Petria's design has been compared to that of the Southwestern United States. Jade King of TheGamer compared the game's fictional 1986 Petria disaster to real-world events such as the Columbine High School massacre and the September 11 attacks, noting that within the story the incident serves as a defining moment that changes Petria's political climate and fuels media-driven hostility toward groups associated with the perpetrators. King also argued that the game depicts some of Petria's citizens as ideologically entrenched due to propaganda, presenting them as largely resistant to persuasion and highlighting that persistent political divide is inevitable, no matter what progress is made, both within Petria and real life.

==Prequel and sequel==

In January 2023, it was announced that a prequel to Road 96 – entitled Road 96: Mile 0 – would be released on April 4. Set in White Sands, the sole luxurious area of Petria, the player switches control between Kaito (who originally appeared in DigixArt's first game, Lost in Harmony) and Zoe (returning from Road 96), who come from different backgrounds and form a friendship in the lead-up to the events of Road 96. Mile 0 is an adventure game with musical elements.

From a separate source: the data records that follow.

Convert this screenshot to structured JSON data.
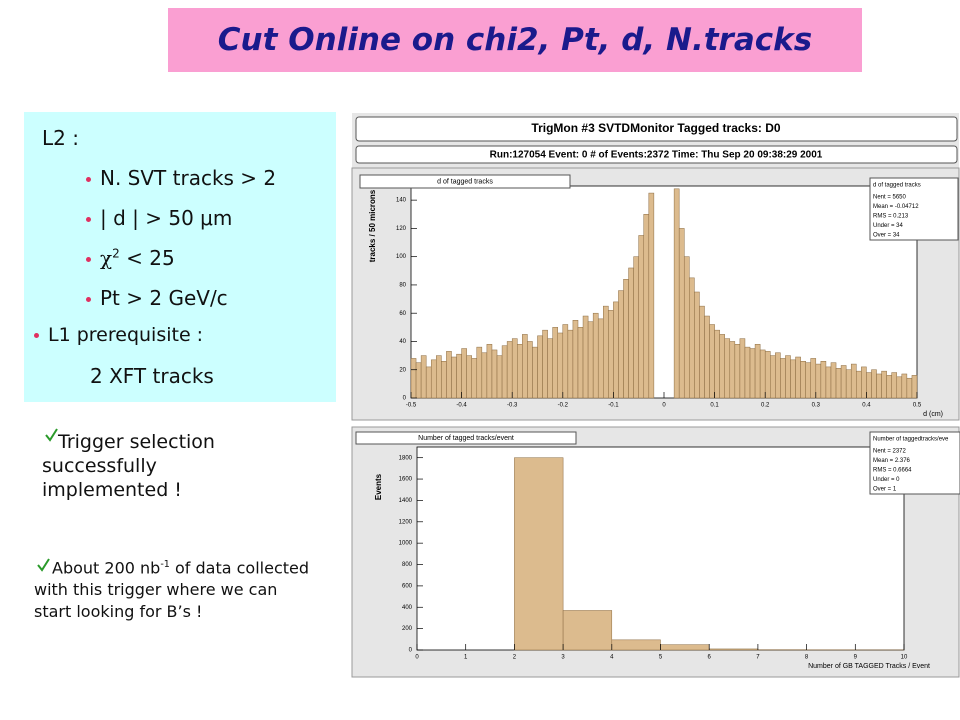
{
  "slide": {
    "title": "Cut Online on chi2, Pt, d, N.tracks",
    "l2_heading": "L2 :",
    "l2_items": [
      "N. SVT tracks > 2",
      "| d | > 50 μm",
      {
        "symbol": "χ",
        "sup": "2",
        "text": "< 25"
      },
      "Pt > 2 GeV/c"
    ],
    "l1_heading": "L1 prerequisite :",
    "l1_item": "2 XFT tracks",
    "note1": "Trigger selection successfully implemented !",
    "note2": {
      "start": "About 200 nb",
      "sup": "-1",
      "rest": "of data collected with this trigger where we can start looking for B’s !"
    }
  },
  "monitor": {
    "header": "TrigMon #3 SVTDMonitor   Tagged tracks: D0",
    "run_info": "Run:127054 Event: 0 # of Events:2372 Time: Thu Sep 20 09:38:29 2001"
  },
  "chart_data": [
    {
      "type": "histogram",
      "title": "d of tagged tracks",
      "x_label": "d (cm)",
      "y_label": "tracks / 50 microns",
      "color": "#dcbb8e",
      "bins": [
        -0.5,
        -0.49,
        -0.48,
        -0.47,
        -0.46,
        -0.45,
        -0.44,
        -0.43,
        -0.42,
        -0.41,
        -0.4,
        -0.39,
        -0.38,
        -0.37,
        -0.36,
        -0.35,
        -0.34,
        -0.33,
        -0.32,
        -0.31,
        -0.3,
        -0.29,
        -0.28,
        -0.27,
        -0.26,
        -0.25,
        -0.24,
        -0.23,
        -0.22,
        -0.21,
        -0.2,
        -0.19,
        -0.18,
        -0.17,
        -0.16,
        -0.15,
        -0.14,
        -0.13,
        -0.12,
        -0.11,
        -0.1,
        -0.09,
        -0.08,
        -0.07,
        -0.06,
        -0.05,
        -0.04,
        -0.03,
        -0.02,
        -0.01,
        0,
        0.01,
        0.02,
        0.03,
        0.04,
        0.05,
        0.06,
        0.07,
        0.08,
        0.09,
        0.1,
        0.11,
        0.12,
        0.13,
        0.14,
        0.15,
        0.16,
        0.17,
        0.18,
        0.19,
        0.2,
        0.21,
        0.22,
        0.23,
        0.24,
        0.25,
        0.26,
        0.27,
        0.28,
        0.29,
        0.3,
        0.31,
        0.32,
        0.33,
        0.34,
        0.35,
        0.36,
        0.37,
        0.38,
        0.39,
        0.4,
        0.41,
        0.42,
        0.43,
        0.44,
        0.45,
        0.46,
        0.47,
        0.48,
        0.49,
        0.5
      ],
      "values": [
        28,
        25,
        30,
        22,
        27,
        30,
        26,
        33,
        29,
        31,
        35,
        30,
        28,
        36,
        32,
        38,
        34,
        30,
        37,
        40,
        42,
        38,
        45,
        40,
        36,
        44,
        48,
        42,
        50,
        46,
        52,
        48,
        55,
        50,
        58,
        54,
        60,
        56,
        65,
        62,
        68,
        76,
        84,
        92,
        100,
        115,
        130,
        145,
        0,
        0,
        0,
        0,
        148,
        120,
        100,
        85,
        75,
        65,
        58,
        52,
        48,
        45,
        42,
        40,
        38,
        42,
        36,
        35,
        38,
        34,
        33,
        30,
        32,
        28,
        30,
        27,
        29,
        26,
        25,
        28,
        24,
        26,
        22,
        25,
        21,
        23,
        20,
        24,
        19,
        22,
        18,
        20,
        17,
        19,
        16,
        18,
        15,
        17,
        14,
        16
      ],
      "xlim": [
        -0.5,
        0.5
      ],
      "xticks": [
        -0.5,
        -0.4,
        -0.3,
        -0.2,
        -0.1,
        0,
        0.1,
        0.2,
        0.3,
        0.4,
        0.5
      ],
      "ylim": [
        0,
        150
      ],
      "yticks": [
        0,
        20,
        40,
        60,
        80,
        100,
        120,
        140
      ],
      "stats": {
        "title": "d of tagged tracks",
        "lines": [
          "Nent = 5650",
          "Mean = -0.04712",
          "RMS = 0.213",
          "Under = 34",
          "Over = 34"
        ]
      }
    },
    {
      "type": "histogram",
      "title": "Number of tagged tracks/event",
      "x_label": "Number of GB TAGGED Tracks / Event",
      "y_label": "Events",
      "color": "#dcbb8e",
      "bins": [
        0,
        1,
        2,
        3,
        4,
        5,
        6,
        7,
        8,
        9,
        10
      ],
      "values": [
        0,
        0,
        1800,
        370,
        95,
        50,
        10,
        3,
        2,
        1
      ],
      "xlim": [
        0,
        10
      ],
      "xticks": [
        0,
        1,
        2,
        3,
        4,
        5,
        6,
        7,
        8,
        9,
        10
      ],
      "ylim": [
        0,
        1900
      ],
      "yticks": [
        0,
        200,
        400,
        600,
        800,
        1000,
        1200,
        1400,
        1600,
        1800
      ],
      "stats": {
        "title": "Number of taggedtracks/eve",
        "lines": [
          "Nent = 2372",
          "Mean = 2.376",
          "RMS = 0.6664",
          "Under = 0",
          "Over = 1"
        ]
      }
    }
  ]
}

Like its predecessor, Mile 0 was developed by DigixArt and released on the Nintendo Switch, PlayStation 4, PlayStation 5, Windows PC, Xbox One, and Xbox Series X. It was published by Ravenscourt and released on April 4, 2023.

In August 2026, a direct sequel to Road 96 was first teased during THQ Nordic Digital Showcase 2026. Like the previous titles, it was developed by DigixArt, though published by THQ Nordic.